After taking the rap for a botched sting operation, Officer Andre Shame (Wayans) turns in his badge to open the Low Down Dirty Shame detective agency. Deep in debt and reduced to risking his life doing insurance recovery jobs, Shame jumps when his old DEA buddy Sonny Rothmiller (Charles S.

Dutton) offers him a second chance at drug kingpin Ernesto Mendoza (Andrew Divoff). After pulling strings at the police station, Shame tracks down Mendoza's girlfriend, Angela (Salli Richardson), who happens to be Shame's ex-girlfriend as well. When he confronts her, he discovers that she's been

under DEA surveillance to protect her from Mendoza, from whom she stole $20 million before ratting him out to the police; she also reveals that Sonny has been working with Mendoza to track down the money. Realizing he's been set up, Shame leaves Angela with his partner, Peaches Jordan (Jada

Pinkett), and shakes down an old snitch for Mendoza's whereabouts. In the meantime, however, Peaches lets Angela get away; she's captured by Mendoza's men, who use her to bargain for Angela and the money. Shame agrees to meet Mendoza at a closed mall for the exchange and bests the villain in a

violent climax.

Writer-director Wayans stocks LOW DOWN DIRTY SHAME with all the conventions of the genre: bullets, blood, and broken glass; unapologetically unlikely plotting; arch one-liners; slow-motion kung-fu and high-speed car chases; and plenty of racial and sexual stereotyping, including the requisite

unflattering depictions of blacks, whites, Hispanics, women, and gays. Although there's a greater emphasis on comedy here than in most contemporary action pics, the jokes are uniformly lowbrow and rarely funny; indeed, like much of Wayans's writing on TV's "In Living Color," the whole enterprise

suggests contempt for his presumptive audience, i.e., working- and middle-class blacks.

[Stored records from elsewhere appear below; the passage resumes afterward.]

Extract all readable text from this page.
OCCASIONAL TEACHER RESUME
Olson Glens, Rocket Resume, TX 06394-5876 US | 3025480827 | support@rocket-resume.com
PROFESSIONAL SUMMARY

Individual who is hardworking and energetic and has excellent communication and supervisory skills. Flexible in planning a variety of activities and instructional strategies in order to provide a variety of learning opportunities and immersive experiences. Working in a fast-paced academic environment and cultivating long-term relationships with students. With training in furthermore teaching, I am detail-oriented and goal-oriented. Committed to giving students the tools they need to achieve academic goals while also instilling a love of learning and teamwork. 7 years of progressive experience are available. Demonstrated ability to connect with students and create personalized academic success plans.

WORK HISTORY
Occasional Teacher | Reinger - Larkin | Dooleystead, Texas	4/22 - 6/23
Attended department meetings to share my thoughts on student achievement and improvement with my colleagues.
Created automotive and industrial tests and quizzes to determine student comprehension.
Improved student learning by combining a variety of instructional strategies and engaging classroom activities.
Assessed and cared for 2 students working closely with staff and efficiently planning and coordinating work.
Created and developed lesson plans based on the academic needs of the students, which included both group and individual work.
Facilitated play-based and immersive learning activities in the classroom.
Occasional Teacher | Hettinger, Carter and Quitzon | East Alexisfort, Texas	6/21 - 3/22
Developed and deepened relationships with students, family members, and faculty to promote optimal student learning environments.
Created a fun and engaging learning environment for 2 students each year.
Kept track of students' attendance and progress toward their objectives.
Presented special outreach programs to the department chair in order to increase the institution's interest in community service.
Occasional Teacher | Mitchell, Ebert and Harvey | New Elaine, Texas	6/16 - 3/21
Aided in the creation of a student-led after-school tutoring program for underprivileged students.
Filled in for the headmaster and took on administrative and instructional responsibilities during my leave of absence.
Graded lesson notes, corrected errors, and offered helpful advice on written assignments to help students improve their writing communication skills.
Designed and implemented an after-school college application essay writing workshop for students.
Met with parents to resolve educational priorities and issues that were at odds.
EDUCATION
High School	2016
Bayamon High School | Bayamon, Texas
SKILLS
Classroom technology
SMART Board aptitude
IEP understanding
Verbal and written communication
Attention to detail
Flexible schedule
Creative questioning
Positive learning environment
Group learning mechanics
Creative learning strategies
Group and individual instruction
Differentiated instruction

Wayans the screenwriter is largely to blame for the film's shortcomings, but Wayans the director does a solid job, creating tense scenes that explode into furious action (although, in the wake of such extravagantly produced action films as SPEED and TRUE LIES, even the liveliest scenes in SHAME

feel somewhat flat). Wayans the actor, however, is a real disappointment: he comes off as slightly goofy when he's trying to be serious, slightly stiff when he's playing for laughs. Turning in an uncharacteristically weak performance is Dutton, whose perpetual scowl doesn't impart much depth to

Sonny. Of the entire cast, only Pinkett, a relative newcomer, stands out as Shame's feisty partner. (Violence, sexual situations, profanity.)